La Doctora

 ….Y la alianza ganadora es….. la roja!!!!!!! Saltan todos en un solo impulso y se abrazan fascinados, extasiados, felices simplemente. Había sido una larga semana, pero todos la esperaban con ansias. Era la única semana del año donde el personal del Hospital Base se permitía un rato de distención, donde todo era tomado a la chacota y se deponían las hostilidades, el cansancio, los sinsabores y todo este melancólico sopor de estar rodeados matiné, vermout y noche por el dolor y el sufrimiento. La Doctora Paulina Andrea Fuchlocher Gantz se convertía en la reina indiscutida de la alianza.

La Doctora Fuchlocher estaba acostumbrada a ser reina, no porque se sintiera ufana o engreída, sencillamente siempre lo había sido. Hija única de sus padres, mejor alumna del Colegio de Monjas, mejor amiga, reina de la semana del colegio innumerables veces, abanderada por excelencia, alumna estrella, lumbrera, mejor estudiante de la promoción de la Universidad, Maestría en Anatomía con honores, Jefa de Residentes del Hospital Base. Todo en la vida de la Doctora brillaba con el éxito y la felicidad. Todo había sido magnánimo, exorbitante. Su vida se había ido por un tubo y la palabra felicidad era un cliché repetido a lo largo de su existir. Eligió medicina, por ser una carrera respetable, acorde con su nivel académico y social, con sus profundas convicciones y su educación católica, apostólica y romana, que le hacían desear frenar el sufrimiento humano y agradecer al Creador de esa manera por toda la dicha que rebalsaba su vida.
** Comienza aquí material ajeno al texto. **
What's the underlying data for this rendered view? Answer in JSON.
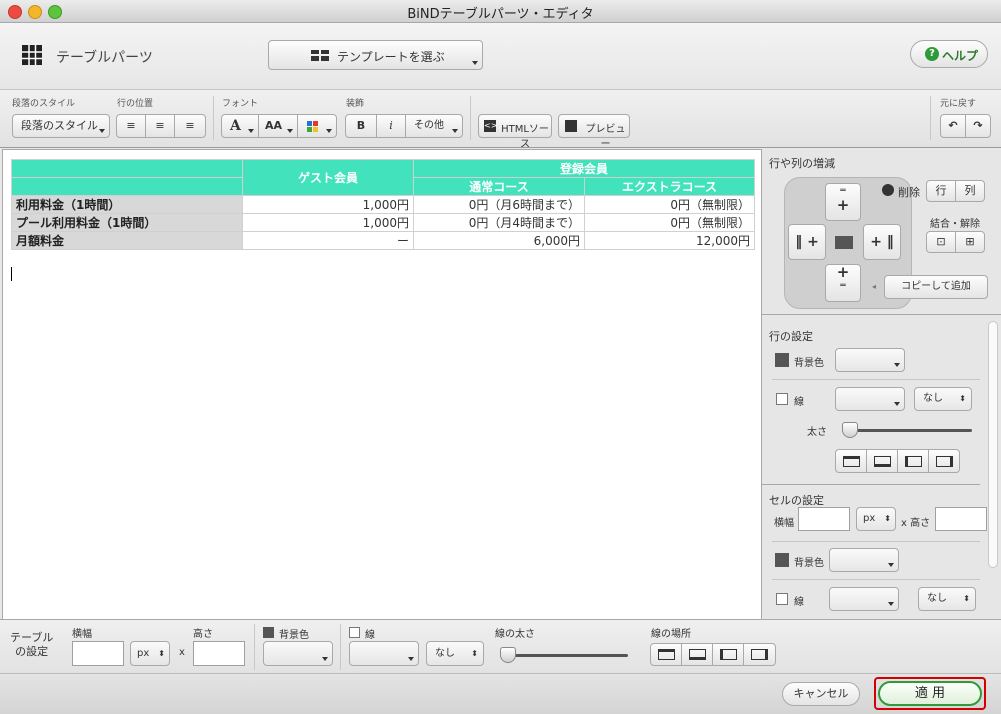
{
  "window": {
    "title": "BiNDテーブルパーツ・エディタ"
  },
  "header": {
    "app_label": "テーブルパーツ",
    "template_button": "テンプレートを選ぶ",
    "help_button": "ヘルプ"
  },
  "toolbar": {
    "para_style_label": "段落のスタイル",
    "para_style_value": "段落のスタイル",
    "row_pos_label": "行の位置",
    "font_label": "フォント",
    "font_a": "A",
    "font_aa": "AA",
    "decor_label": "装飾",
    "bold": "B",
    "italic": "i",
    "other": "その他",
    "html_source": "HTMLソース",
    "preview": "プレビュー",
    "undo_label": "元に戻す"
  },
  "table": {
    "header_guest": "ゲスト会員",
    "header_registered": "登録会員",
    "header_normal": "通常コース",
    "header_extra": "エクストラコース",
    "rows": [
      {
        "label": "利用料金（1時間）",
        "guest": "1,000円",
        "normal": "0円（月6時間まで）",
        "extra": "0円（無制限）"
      },
      {
        "label": "プール利用料金（1時間）",
        "guest": "1,000円",
        "normal": "0円（月4時間まで）",
        "extra": "0円（無制限）"
      },
      {
        "label": "月額料金",
        "guest": "ー",
        "normal": "6,000円",
        "extra": "12,000円"
      }
    ]
  },
  "right_panel": {
    "rowcol_title": "行や列の増減",
    "delete_label": "削除",
    "delete_row": "行",
    "delete_col": "列",
    "plus": "+",
    "merge_label": "結合・解除",
    "copy_add": "コピーして追加",
    "row_settings_title": "行の設定",
    "bg_color": "背景色",
    "line": "線",
    "line_style": "なし",
    "thickness": "太さ",
    "cell_settings_title": "セルの設定",
    "width_label": "横幅",
    "unit": "px",
    "height_label": "x 高さ",
    "cell_bg": "背景色",
    "cell_line": "線",
    "cell_line_style": "なし"
  },
  "table_settings": {
    "title_line1": "テーブル",
    "title_line2": "の設定",
    "width_label": "横幅",
    "height_label": "高さ",
    "unit": "px",
    "times": "x",
    "bg_color": "背景色",
    "line": "線",
    "line_style": "なし",
    "line_thickness": "線の太さ",
    "line_location": "線の場所"
  },
  "footer": {
    "cancel": "キャンセル",
    "apply": "適 用"
  },
  "colors": {
    "teal": "#41e2bc",
    "help_green": "#2e9a3a",
    "apply_border": "#d40000"
  }
}
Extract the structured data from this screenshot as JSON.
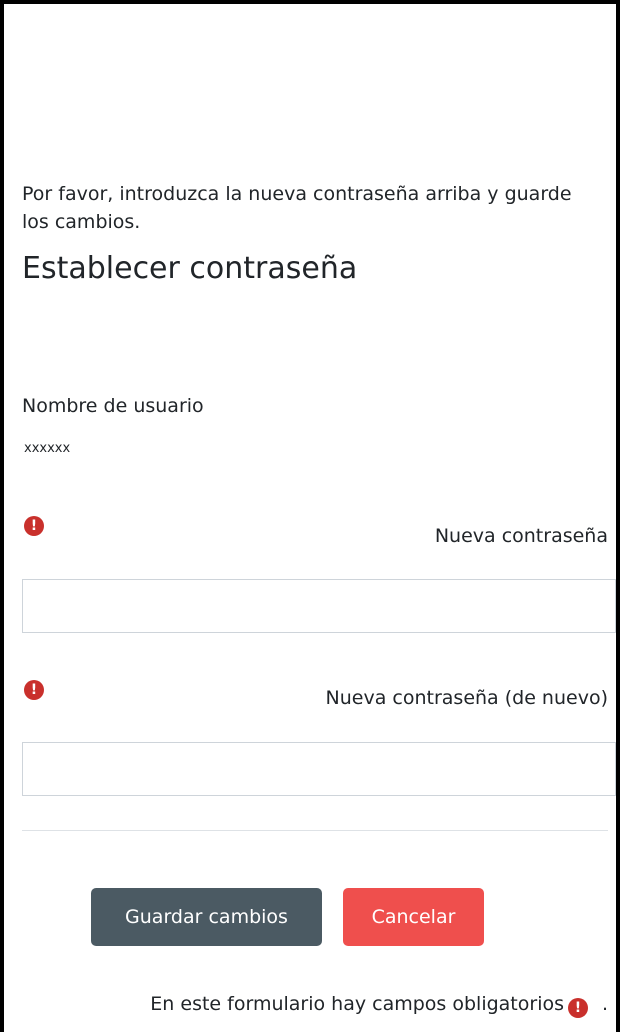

La Doctora Fuchlocher era bien conocida en el Hospital. Amable siempre, incluso en los peores turnos y bajo las peores condiciones. Grata con los pacientes, simpática, de sonrisa amplia, vestir sencillo, manos suaves y que no estaban siempre en los bolsillos. Mujer decidida y apacible, cariñosa y preocupada, el ángel de la bondad, Florence Nightingale representada en carne y hueso por esta pueblerina de vida acomodada, que no le importó cambiar su tierra simple por esta gran ciudad, donde el sufrimiento era dos veces más cruel, las llagas dos veces más grandes y las recompensas dos veces más hermosas.

El sueño recurrente de la Doctora sin embargo no era el horror de la sala de emergencia, sino los gritos de su padre cuando conoció al que era su marido, el conocido oftalmólogo, de presencia humilde pero cercana, el doctor Díaz. ¡¡¡Es un don nadie!!! – bufó el padre descontrolado- está contigo sólo por tu posición y por tu plata, que no te fijas que te ha mirado por tu auto y tu departamento. Es un muerto de hambre, explotador, sinvergüenza. A la primera de cambio te hace un hijo y viene a instalarse en esta casa. No te eduqué en las monjas para que te encatres con un pinganillas como este.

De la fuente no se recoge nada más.